Jaqueline destacou a importância de representatividade. Para ela, o objetivo é que a diversidade se torne natural, e não uma exceção. “Vai chegar um momento que vai ser natural fazer parte de grandes eventos, não porque precisa ter uma mulher negra, um homem negro, uma mulher num painel composto majoritariamente por homens e por assim vai. É uma construção que a gente está fazendo e precisamos ser persistentes.”
Fábio relatou que, ao encerrar a carreira como jogador, percebeu que precisava se capacitar para alcançar novos objetivos. Além disso, ele destacou a importância do curso de lideranças do Mover Futebol. “Hoje eu me vejo muito mais preparado.”
Para Adalberto Almeida, presidente do Mover Futebol, os resultados da formação mostram que o projeto está no rumo certo:
“A alta adesão e o engajamento ativo dos participantes foram prova de que estamos no caminho certo. Cada troca, pergunta e contribuição confirmou a potência coletiva que estamos construindo. Seguimos movendo o futebol para um futuro mais representativo, estratégico e justo.”

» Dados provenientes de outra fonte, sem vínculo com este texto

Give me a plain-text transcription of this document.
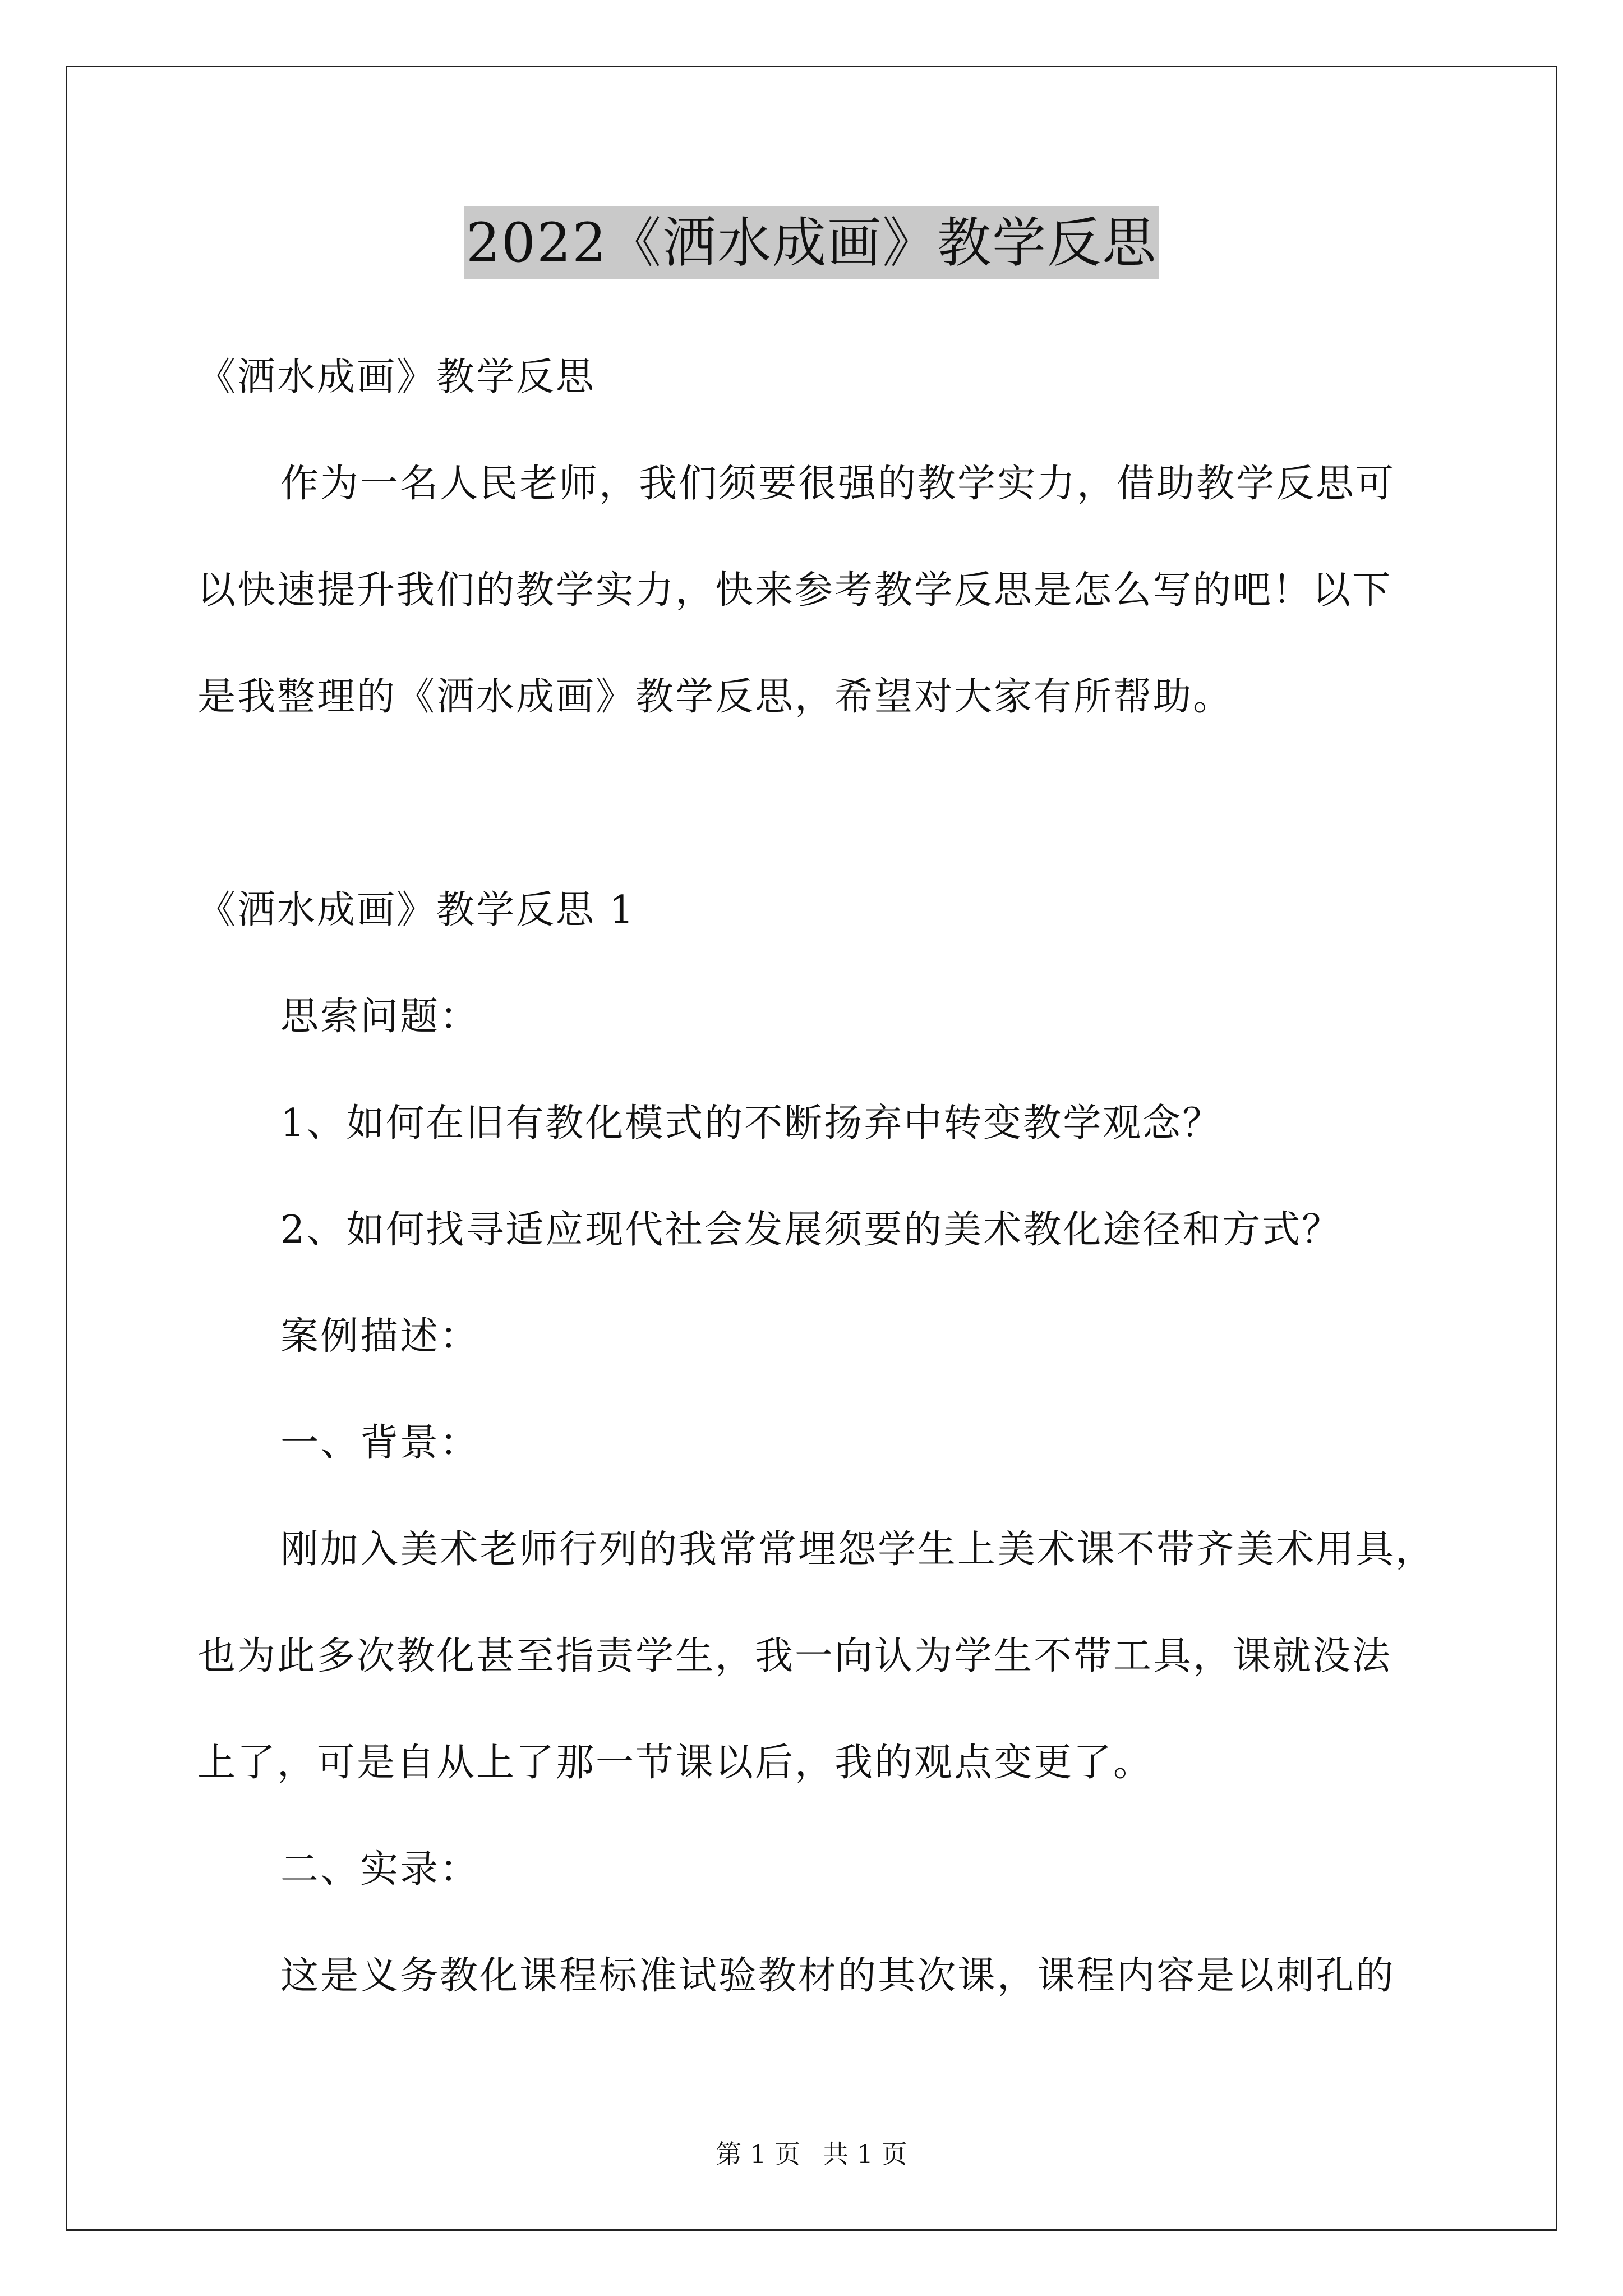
2022《洒水成画》教学反思
《洒水成画》教学反思
作为一名人民老师，我们须要很强的教学实力，借助教学反思可
以快速提升我们的教学实力，快来参考教学反思是怎么写的吧！以下
是我整理的《洒水成画》教学反思，希望对大家有所帮助。
《洒水成画》教学反思 1
思索问题：
1、如何在旧有教化模式的不断扬弃中转变教学观念？
2、如何找寻适应现代社会发展须要的美术教化途径和方式？
案例描述：
一、背景：
刚加入美术老师行列的我常常埋怨学生上美术课不带齐美术用具，
也为此多次教化甚至指责学生，我一向认为学生不带工具，课就没法
上了，可是自从上了那一节课以后，我的观点变更了。
二、实录：
这是义务教化课程标准试验教材的其次课，课程内容是以刺孔的
第 1 页 共 1 页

Compromisso reais com a equidade racial no futebol brasileiro
O último painel discutiu sobre compromissos reais com a equidade racial no futebol brasileiro. Para que o esporte avance, é necessário que clubes, federações e dirigentes assumam responsabilidade institucional. Além disso, é preciso haver um esforço de escuta contínua.
“Clubes, federações, empresas, não importa qual o papel que esse CNPJ ocupa na sociedade. O fato é que ele precisa ter um compromisso real e genuíno. Tem que estar escrito em algum lugar, tem que estar no código de ética, tem que estar dentro dos valores da companhia, ou tem que estar dentro do manifesto de cultura, mas tem que ser real, tem que ser de verdade”, pontuou Cátia Veloso.
Além disso, ela ressaltou sobre a importância de haver uma escuta ativa. “Isso é construção coletiva, ouça o seu público, tem que ter roda de conversa. As pessoas têm queixas o tempo inteiro para falar. Não somos perfeitos e estamos em constante evolução. Tem que ouvir as pessoas”, completou.